Maddi kaygılarımız kadar keşke manevi kaygılarımız da olabilse. Maddi şeyler kaybedilse de ,bir daha kazanılabilir gayretle .Ama maneviyat kaybedildiği zaman tekrar elde etmesi zor olur, yokluğunun yerini dolduran şeyler zamanla alışkanlık yapar hayatımızda, ama sisli, puslu, kara bulutlar gibi. Son yıllarda hızlı adımlarla kaybettiğimiz ahlâkî değerler, gelenek-görenekler, edep-adap, namus, onur, dürüstlük, sadakat gibi değerlerimize tekrar sıkı sıkıya sarılmamız lâzım. Bu sarsıntıların depremlerini her geçen gün hayatlarımızda, televizyonlarda görüyor, izliyoruz. Sizleri de bu gidişat endişelendirmiyor mu? Bu küresel çağda, tüketim toplumunda alış veriş sitelerinde harcadığımız paralar gibi, sosyal medyada ve hayatlarımızın içinde harcadık değerlerimizi. Televizyon karşısında, uyuşmuş şekilde, çekirdek çitler gibi çiftledik günlerimizi.
Yeni yıla girerken bunların muhasebesini yapmak anlamlı olacaktır. Aksi takdirde yıllarda değişen, yalnızca rakamlardır. O yılların içinde yaşanacak olanlar Yüce Rabbimizin iradesi ve biz kulların kararları ve çabalarıyla yaşanacak süreçlerdir.

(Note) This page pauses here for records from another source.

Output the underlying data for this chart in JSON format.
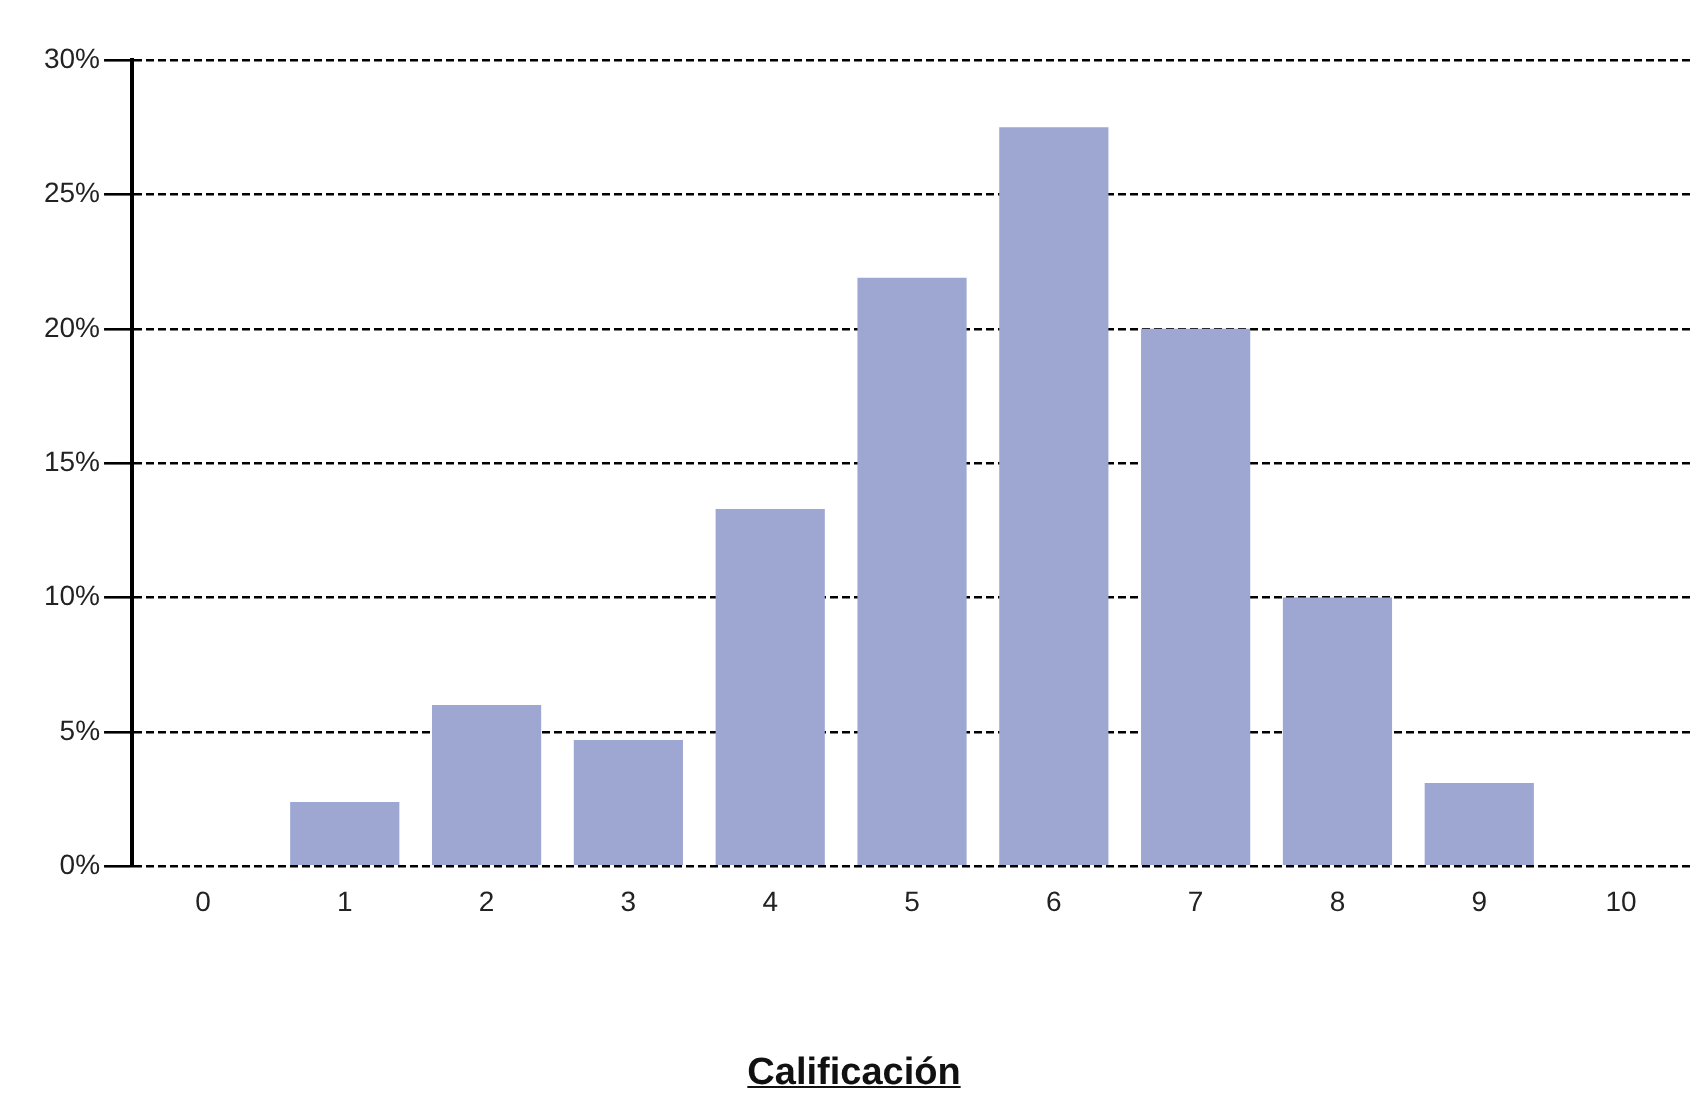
{
  "chart_data": {
    "type": "bar",
    "xlabel": "Calificación",
    "categories": [
      "0",
      "1",
      "2",
      "3",
      "4",
      "5",
      "6",
      "7",
      "8",
      "9",
      "10"
    ],
    "values": [
      0,
      2.4,
      6.0,
      4.7,
      13.3,
      21.9,
      27.5,
      20.0,
      10.0,
      3.1,
      0
    ],
    "color": "#9ea6d2",
    "ylim": [
      0,
      30
    ],
    "yticks": [
      {
        "value": 0,
        "label": "0%"
      },
      {
        "value": 5,
        "label": "5%"
      },
      {
        "value": 10,
        "label": "10%"
      },
      {
        "value": 15,
        "label": "15%"
      },
      {
        "value": 20,
        "label": "20%"
      },
      {
        "value": 25,
        "label": "25%"
      },
      {
        "value": 30,
        "label": "30%"
      }
    ],
    "grid": "y",
    "legend": false
  }
}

Tüm insanoğluna yeni yılda aydınlanma diliyorum. Bizleri ayakta, bir arada tutan değerlere sarılan, maneviyatı üstün tutan, şiddetten uzak, kendini medeniyetin gerisine değil, medeniyet seviyesine taşıyan bir toplum diliyorum. Çünkü medeniyet denilen kavram bir değerler taşıyıcısıdır. Eğitimi diplomayla sınırlamayıp, bilinçlerinde, bilgiyle gerçekleştiren bir boyuta taşıyan bireyler diliyorum. Toplumun en değerli yapıtaşı olan aile kurumunun daha sağlam, sadâkat içinde yapılanmasını, çocukların tek ebeveynli aileye mahkum etmeden toparlanmasını diliyorum. Herkese hayallerinin gerçekleştiği, zamanın kıymetinin bilindiği, aydınlık yarınlar, adil muhakeme, dürüst, yalansız ticaret, geçim sıkıntısının olmadığı, mezun olanın iş bulduğu, evlatlarımızın imanla, güzel ahlakla, kaygısız geleceklere yürüyebildiği yıllar diliyorum. Daha çok dileğim var elbet ama ben uzatmadan gerisini sizin güzel yüreklerinden geçen hayırlı dua ve dileklere bırakıyorum.